When the tree doesn’t appear to be moving, I ask Zane, “Can you push a little harder?”
“If I go any harder, I could break some of her branches,” he replies, his voice projected over the tree that stands two feet taller than him. “But if you’re okay with that, I’ll give it a go.”
I don’t want to hurt the tree, but wouldn’t it be worse if we left her out in the cold instead of showing her that it’s okay to incur damage if you’re still striving to live your best life?
“Push her. She’d want that. She would rather have a handful of flaws than a fake, loveless relationship unworthy of her beauty.”
“All right.” Zane peers at me through her thick branches before flashing me the grin he hit me with when the cab refusing our ride for fear the tree would scratch the paintwork moved out of the way enough for us to see the horse and carriage parked across the road. “Stand back. I don’t want you being knocked down with her.”
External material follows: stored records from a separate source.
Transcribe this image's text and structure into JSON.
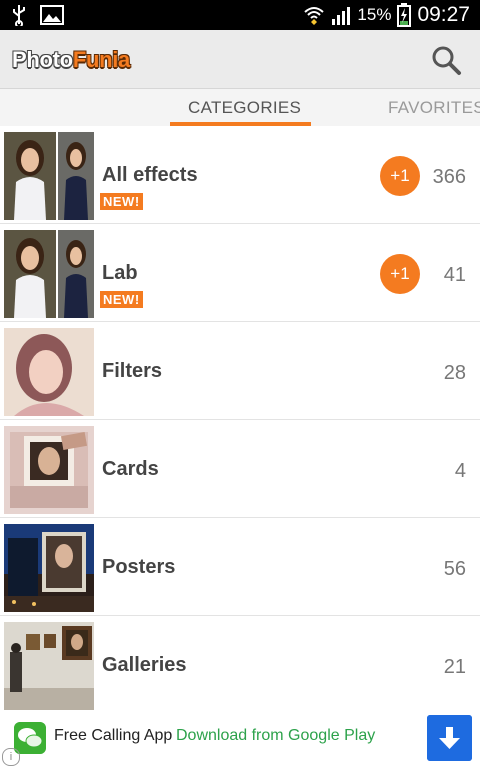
{
  "status_bar": {
    "battery_percent": "15%",
    "time": "09:27"
  },
  "app_bar": {
    "logo_part1": "Photo",
    "logo_part2": "Funia",
    "search_icon": "search-icon"
  },
  "tabs": [
    {
      "label": "CATEGORIES",
      "active": true
    },
    {
      "label": "FAVORITES",
      "active": false
    }
  ],
  "categories": [
    {
      "label": "All effects",
      "badge": "NEW!",
      "plus_badge": "+1",
      "count": "366"
    },
    {
      "label": "Lab",
      "badge": "NEW!",
      "plus_badge": "+1",
      "count": "41"
    },
    {
      "label": "Filters",
      "count": "28"
    },
    {
      "label": "Cards",
      "count": "4"
    },
    {
      "label": "Posters",
      "count": "56"
    },
    {
      "label": "Galleries",
      "count": "21"
    }
  ],
  "ad": {
    "title": "Free Calling App",
    "link": "Download from Google Play",
    "icon": "chat-icon",
    "download_icon": "download-arrow-icon",
    "info_icon": "info-icon"
  },
  "colors": {
    "accent": "#f47b20",
    "ad_link": "#2da24b",
    "ad_button": "#1e6be0"
  }
}
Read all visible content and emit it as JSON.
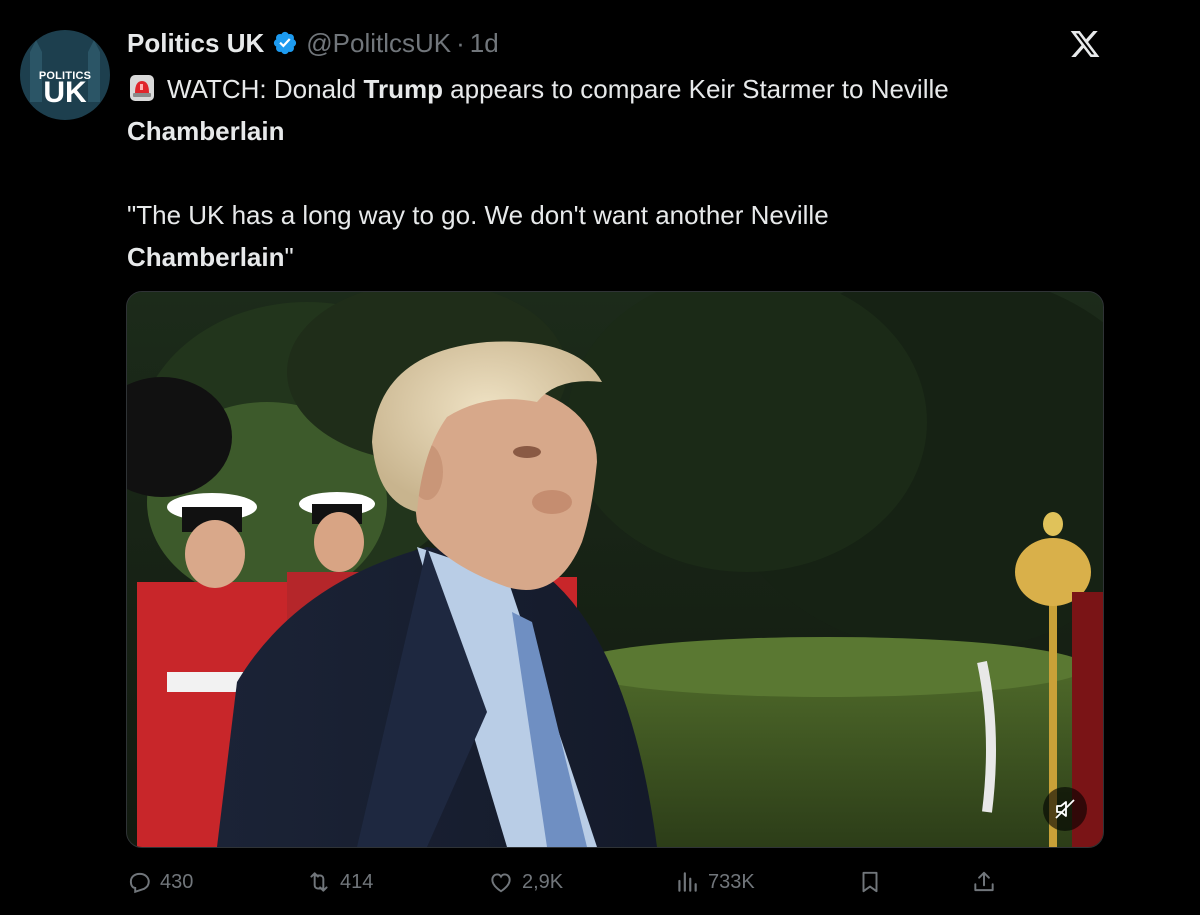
{
  "account": {
    "avatar_top": "POLITICS",
    "avatar_bottom": "UK",
    "name": "Politics UK",
    "handle": "@PolitlcsUK",
    "separator": "·",
    "time": "1d"
  },
  "tweet": {
    "line1_prefix": "WATCH: Donald ",
    "line1_bold": "Trump",
    "line1_suffix": " appears to compare Keir Starmer to Neville",
    "line2_bold": "Chamberlain",
    "quote_prefix": "\"The UK has a long way to go. We don't want another Neville",
    "quote_bold": "Chamberlain",
    "quote_suffix": "\""
  },
  "actions": {
    "replies": "430",
    "reposts": "414",
    "likes": "2,9K",
    "views": "733K"
  },
  "icons": [
    "verified-badge-icon",
    "x-logo-icon",
    "siren-icon",
    "mute-icon",
    "reply-icon",
    "repost-icon",
    "like-icon",
    "views-icon",
    "bookmark-icon",
    "share-icon"
  ],
  "colors": {
    "background": "#000000",
    "text": "#e7e9ea",
    "muted": "#71767b",
    "verified": "#1d9bf0"
  }
}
I almost say,Too late, but the worry in his eyes that I could get hurt stops me.
He truly seems oblivious to my flaws.
If only he were as blasé about Santa’s attention.
The carriage ride was everything a romantic lovestruck idiot could wish for. The horse was large and white, the carriage was covered with tiny flickering fairy lights, and the hot chocolate and blanket the driver supplied were as warm as the heat thattrekked through me when Zane placed his hand high on my bare thigh partway home.
I had never been so shocked, panicked, and horny in all my life.
I didn’t think anything could come between my rampant need for Zane to move his finger an inch higher and his demand for me to remain quiet. Then a familiar Christmas greeting filled the air, and a jolly man in a big red suit appeared out of nowhere on the sidewalk next to the carriage.
I would have worn hot chocolate for the second time in a week if Zane hadn’t guzzled it down at the start of our romantic gallop through the main streets of Ravenshoe.
I’m returned to the land of the living when Zane checks that I’m out of the firing zone. “Ready?”
I inch back a little more before replying, “Ready.”
Zane doesn’t push the tree into my apartment. He crash-tackles it inside, his maneuver as effective as our revenge fuck.
I once thought revenge fucking was made up by people wanting to excuse the swiftness of their ability to move on, but I know it’s more than that now. It’s about acceptance more than anything and that it’s okay to admit when something isn’t working.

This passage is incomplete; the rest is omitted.